A comparação dos dois anos mostra que o Santos tem muito potencial para evoluir. A tímida melhora de 2019 nos fez ficar mais para trás dos rivais. Clubes com potencial muito menor que o nosso apresentaram crescimentos relevantes, como o Bahia, que subiu de 16.857 para 24.958 pagantes, e o Fluminense de 13.846 para 18.210.

Na prática, não houve rodízio entre Vila e Pacaembu. Não podemos repetir o mesmo erro em 2020, quando a Vila Belmiro voltará a passar por reformas no início do ano. Por isso, na fase de grupos do Campeonato Paulista, é fundamental levar uma partida para o interior do Estado de São Paulo, por exemplo.

Nos últimos quatro anos, desde 2016, a média de público do clube está na casa dos 11 mil. Se o Santos repetir a média do Pacaembu de 2018 com a da Vila Belmiro em 2019, já ultrapassaríamos 13 mil. Com a disputa da Copa Libertadores e entrando nas oitavas de final da Copa do Brasil, precisamos ir além.

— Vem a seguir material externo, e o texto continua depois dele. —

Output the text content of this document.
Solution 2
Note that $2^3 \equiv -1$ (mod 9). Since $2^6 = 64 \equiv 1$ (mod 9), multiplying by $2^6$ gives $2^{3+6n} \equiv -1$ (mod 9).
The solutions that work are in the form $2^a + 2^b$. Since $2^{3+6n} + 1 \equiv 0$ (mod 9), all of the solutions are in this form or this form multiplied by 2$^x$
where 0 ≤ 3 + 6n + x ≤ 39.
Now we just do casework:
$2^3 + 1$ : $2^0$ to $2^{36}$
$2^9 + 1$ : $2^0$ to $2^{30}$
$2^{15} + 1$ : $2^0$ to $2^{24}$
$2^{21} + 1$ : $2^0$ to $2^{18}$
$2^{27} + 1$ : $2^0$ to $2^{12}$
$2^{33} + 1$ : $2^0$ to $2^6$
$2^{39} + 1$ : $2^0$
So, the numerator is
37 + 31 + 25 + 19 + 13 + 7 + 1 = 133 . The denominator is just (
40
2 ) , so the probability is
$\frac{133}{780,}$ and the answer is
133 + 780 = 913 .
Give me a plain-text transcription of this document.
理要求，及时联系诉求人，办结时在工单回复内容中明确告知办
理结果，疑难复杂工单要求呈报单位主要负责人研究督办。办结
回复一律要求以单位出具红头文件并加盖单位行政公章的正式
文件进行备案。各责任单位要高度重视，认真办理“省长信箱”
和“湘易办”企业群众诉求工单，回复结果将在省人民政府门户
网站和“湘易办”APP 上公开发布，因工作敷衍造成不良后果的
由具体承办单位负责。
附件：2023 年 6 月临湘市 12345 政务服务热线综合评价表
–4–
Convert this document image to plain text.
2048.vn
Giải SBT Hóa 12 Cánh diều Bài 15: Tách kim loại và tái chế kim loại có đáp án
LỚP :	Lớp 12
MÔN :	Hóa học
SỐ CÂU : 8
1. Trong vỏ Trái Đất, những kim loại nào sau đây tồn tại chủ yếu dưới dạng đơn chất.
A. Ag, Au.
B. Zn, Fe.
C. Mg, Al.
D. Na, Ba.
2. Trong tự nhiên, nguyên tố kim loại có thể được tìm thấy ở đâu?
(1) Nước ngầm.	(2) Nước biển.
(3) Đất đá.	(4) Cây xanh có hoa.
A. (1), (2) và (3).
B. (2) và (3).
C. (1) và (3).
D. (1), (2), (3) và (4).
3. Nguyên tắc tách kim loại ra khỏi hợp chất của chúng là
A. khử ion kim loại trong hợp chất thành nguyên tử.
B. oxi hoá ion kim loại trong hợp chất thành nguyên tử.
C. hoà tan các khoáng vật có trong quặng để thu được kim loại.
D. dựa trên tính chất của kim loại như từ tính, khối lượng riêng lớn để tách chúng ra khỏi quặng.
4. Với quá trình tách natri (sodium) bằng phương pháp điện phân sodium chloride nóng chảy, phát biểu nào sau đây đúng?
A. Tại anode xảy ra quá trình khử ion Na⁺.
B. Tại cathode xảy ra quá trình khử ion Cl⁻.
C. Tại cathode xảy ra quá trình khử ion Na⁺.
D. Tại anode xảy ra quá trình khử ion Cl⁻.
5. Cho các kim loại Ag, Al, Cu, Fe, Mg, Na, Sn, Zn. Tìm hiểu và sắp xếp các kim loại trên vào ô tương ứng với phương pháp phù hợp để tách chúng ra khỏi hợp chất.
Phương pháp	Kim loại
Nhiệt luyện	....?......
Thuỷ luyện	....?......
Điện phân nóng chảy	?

Para estar entre os 10 clubes com maior média no Brasil, objetivo fundamental para o Santos FC a médio prazo, precisamos quase dobrar nosso resultado, já que o Grêmio fechou o ano com média de 21.557 pagantes. Uma pesquisa sobre o perfil do santista que vai ao estádio já é demanda antiga que está estacionada na aprovação da diretoria. Mãos à obra, Santos FC!

(*) Conselheiro eleito para o triênio 2018-2020, Vitor Loureiro Sion tem MBA em Indústria do Futebol pela Universidade de Liverpool e é autor de dois livros sobre a história do Santos FC. A opinião deste texto é de responsabilidade exclusiva do autor.